|Birth: ||Apr. 26, 1836|
|Death: ||Mar. 11, 1911|
Texas Deaths 1890-1976 (FamilySearch):
Name: W.L. Clifton
Death Date: 11 Mar 1911
Death Place: Dallas, Dallas, Texas
Death Age: 74 years 11 months
Estimated Birth Date: 1837
Marital Status: Married
Place of Residence:
Burial Place: Commerce, Texas
Burial Date: 11 Mar 1911
Film Number: 2050431
Digital Film Number: 4165852
Image Number: 1665
Reference Number: 5383
Collection: Texas Deaths, 1890-1976
Greenville Messenger, Fri, 17 Mar 1911, page 8, REV. W.L. CLIFTON IS DEAD
OLD SOLDIER OF THE CROSS GONE TO REWARD.
For Mauy (sic) Years a Pastor in Hunt County - Tribute By Presiding Elder
Regarding the life and character of Rev. W.L. Clifton, who died at St. Paul's hospital, in Dallas, last Sunday, as the result of an operation for gall stone. Presiding elder Mood pays the following tribute:
Brother Clifton has been translated: The news of the death of this veteran of the Cross will be heard with sorrow in many hearts throughout the county, but with assurance that his death is but his triumph. Rev.

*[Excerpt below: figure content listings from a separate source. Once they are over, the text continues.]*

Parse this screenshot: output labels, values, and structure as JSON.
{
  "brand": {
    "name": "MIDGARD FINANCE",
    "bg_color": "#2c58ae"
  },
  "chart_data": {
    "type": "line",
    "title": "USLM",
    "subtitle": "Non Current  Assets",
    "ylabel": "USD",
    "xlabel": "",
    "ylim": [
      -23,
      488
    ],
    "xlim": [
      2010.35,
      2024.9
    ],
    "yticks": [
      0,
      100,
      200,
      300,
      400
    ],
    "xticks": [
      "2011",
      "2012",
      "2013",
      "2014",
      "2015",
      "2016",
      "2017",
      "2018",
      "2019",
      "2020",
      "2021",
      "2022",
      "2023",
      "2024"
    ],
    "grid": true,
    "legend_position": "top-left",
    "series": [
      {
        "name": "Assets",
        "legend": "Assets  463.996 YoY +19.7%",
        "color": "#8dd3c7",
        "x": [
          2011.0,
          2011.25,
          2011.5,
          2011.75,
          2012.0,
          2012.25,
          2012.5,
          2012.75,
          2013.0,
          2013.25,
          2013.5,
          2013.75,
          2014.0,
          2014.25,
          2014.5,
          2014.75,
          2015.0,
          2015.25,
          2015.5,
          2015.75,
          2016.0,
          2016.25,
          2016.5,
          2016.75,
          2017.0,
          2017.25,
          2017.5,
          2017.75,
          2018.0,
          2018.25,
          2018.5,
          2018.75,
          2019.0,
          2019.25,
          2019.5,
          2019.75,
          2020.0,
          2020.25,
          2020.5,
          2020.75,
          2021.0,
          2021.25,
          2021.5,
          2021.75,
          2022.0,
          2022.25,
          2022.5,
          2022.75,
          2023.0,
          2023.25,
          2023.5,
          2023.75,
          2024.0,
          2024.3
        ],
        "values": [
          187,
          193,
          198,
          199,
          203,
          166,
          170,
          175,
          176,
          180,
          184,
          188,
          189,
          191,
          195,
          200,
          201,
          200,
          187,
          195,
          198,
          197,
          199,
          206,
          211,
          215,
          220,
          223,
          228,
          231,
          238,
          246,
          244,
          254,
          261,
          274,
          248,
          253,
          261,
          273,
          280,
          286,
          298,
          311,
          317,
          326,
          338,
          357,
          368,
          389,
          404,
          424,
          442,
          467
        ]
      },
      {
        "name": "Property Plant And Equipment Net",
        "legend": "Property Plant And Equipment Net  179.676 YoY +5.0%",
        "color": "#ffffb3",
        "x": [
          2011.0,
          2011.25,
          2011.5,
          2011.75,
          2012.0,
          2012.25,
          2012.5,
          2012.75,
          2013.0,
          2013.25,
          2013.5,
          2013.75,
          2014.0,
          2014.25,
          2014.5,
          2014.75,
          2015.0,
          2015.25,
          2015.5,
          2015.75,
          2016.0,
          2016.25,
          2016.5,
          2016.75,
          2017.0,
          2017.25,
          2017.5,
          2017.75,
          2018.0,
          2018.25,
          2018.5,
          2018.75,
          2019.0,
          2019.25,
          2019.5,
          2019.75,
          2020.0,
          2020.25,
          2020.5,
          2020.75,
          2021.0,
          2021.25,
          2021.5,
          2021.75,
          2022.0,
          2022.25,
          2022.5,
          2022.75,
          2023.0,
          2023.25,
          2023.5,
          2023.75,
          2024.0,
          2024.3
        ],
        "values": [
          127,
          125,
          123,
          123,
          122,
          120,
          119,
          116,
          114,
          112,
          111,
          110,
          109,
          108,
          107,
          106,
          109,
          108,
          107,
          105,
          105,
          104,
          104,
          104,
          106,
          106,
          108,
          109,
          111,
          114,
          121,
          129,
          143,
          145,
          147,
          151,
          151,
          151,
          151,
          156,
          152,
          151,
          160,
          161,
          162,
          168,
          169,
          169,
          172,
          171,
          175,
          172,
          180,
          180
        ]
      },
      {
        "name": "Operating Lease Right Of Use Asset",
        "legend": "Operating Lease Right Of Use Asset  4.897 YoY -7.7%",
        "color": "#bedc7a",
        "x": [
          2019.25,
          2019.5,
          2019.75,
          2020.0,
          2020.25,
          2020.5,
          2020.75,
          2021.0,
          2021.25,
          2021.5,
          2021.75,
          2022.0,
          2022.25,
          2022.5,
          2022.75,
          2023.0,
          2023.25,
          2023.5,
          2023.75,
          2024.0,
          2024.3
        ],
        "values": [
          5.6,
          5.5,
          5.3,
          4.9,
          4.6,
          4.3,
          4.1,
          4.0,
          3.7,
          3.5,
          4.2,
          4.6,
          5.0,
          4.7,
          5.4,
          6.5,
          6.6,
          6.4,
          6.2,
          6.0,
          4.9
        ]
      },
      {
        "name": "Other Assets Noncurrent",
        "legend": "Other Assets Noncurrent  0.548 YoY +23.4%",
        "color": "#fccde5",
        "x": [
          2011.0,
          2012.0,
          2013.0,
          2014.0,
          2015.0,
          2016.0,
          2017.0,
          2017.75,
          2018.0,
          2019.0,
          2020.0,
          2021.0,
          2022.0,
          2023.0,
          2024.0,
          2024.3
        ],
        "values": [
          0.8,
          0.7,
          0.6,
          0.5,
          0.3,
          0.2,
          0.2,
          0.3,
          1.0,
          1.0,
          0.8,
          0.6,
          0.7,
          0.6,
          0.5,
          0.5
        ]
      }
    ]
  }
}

W.L. Clifton was born in DeKalb county, Ga., April 26, 1836. When he was two years of age his parents moved from Georgia, settling in Northeast Alabama, where he grew to manhood on the farm.
He was converted and joined the Methodist Episcopal Church South in August 1855. He was soon after made class leader and Steward in his church, in which capacity he served with fidelity until he entered the ministry.
He was licensed to preach May 6th 1857 and admitted on trial into the Alabama Conference in 1860. During the war he was a Chaplain in the Confederate army and was in labors abundant and always spoke with pleasure of the success attending his labors with the soldiers.
He was ordained deacon by Bishop W.W. Wightman in 1866 and ordained elder by the same bishop in 1867. He labored for a number of years in the Alabama and Montgomery Conferences with equal fidelity and success on Missions, Circuits, Stations, or Districts.
In 1883 he was transferred to the North Texas Conference, where he lived, labored and from which his body was called home.
He was married to Miss Laura Bowers and to this union were born 7 children, 5 of whom, with his faithful wife, live to mourn his departure. Baptized in infancy, his whole life was lived in the Methodist church and no man loved his church more devotedly or served it more loyally. Just a short time before his death he said to one of his fellow preachers; "I an glad to have you with me but if you have work that must be done, go on and attend to it; the work of the church is of more importance than sitting with a sick preacher."
Brother Clifton was strong in body, mind, intellect and character. These traits made him always a man to be trusted and a wise counsellor. He represented his church in many of its high places and was delegate to the general Conference which met at Memphis in 1894.
In the pulpit he was strong, thoughtful and spiritual. No man could sit under his ministry without recognizing his unusual insight into the things of God as well as the needs and peculiarities of human nature. From the pulpit where he preached there came no uncertain sound. After his retirement from the active ministry he was ever a willing, faithful and wise counsellor to his younger brethren and sympathetic and appreciative listener to those who ministered to him. The writer feels a personal loss in his going away for his counsel and sympathy have been invaluable.
Brother Clifton took a deep and keen interest in the affairs of State and Nation and on many occasions his wise counsel has prevented rash and hasty steps.
Funeral services were conducted in the Methodist church at Commerce, where he has lived for several years past, on Monday, March 13th, 3 o'clock p.m. The sorrowing congregation which taxed the capacity of the church bore testimony to the esteem in which he was held. His pastor, Rev. J.L. Pearce, preached, being assisted in the services by Revs. O.S. Thomas, R.C. Hicks, F.O. Miller and J.M. Peterson and a number of others of his brethren of the ministry present. The ex-Confederates attended in a body and at the conclusion of the services at the church the Masons, of which order Brother Clifton was a member, took charge and interred his body with public honors.
A man of positive and pronounced convictions, as was Rev. W.L. Clifton, will always have those who differ with him sharply, and it was so with him, but of all those who differed with him none could call in question the purity of his motive or the sincerity of his character.
He died as he lived, without fear, as he stated a few hours before his death, "The future has been attended to years ago," and he was ready to answer the summons.
Soldier of Christ, well done!
Praise be thy new employ;
And while eternal ages run,
Rest in thy Master's joy.
Specifically: He was said to be buried in Commerce, Texas.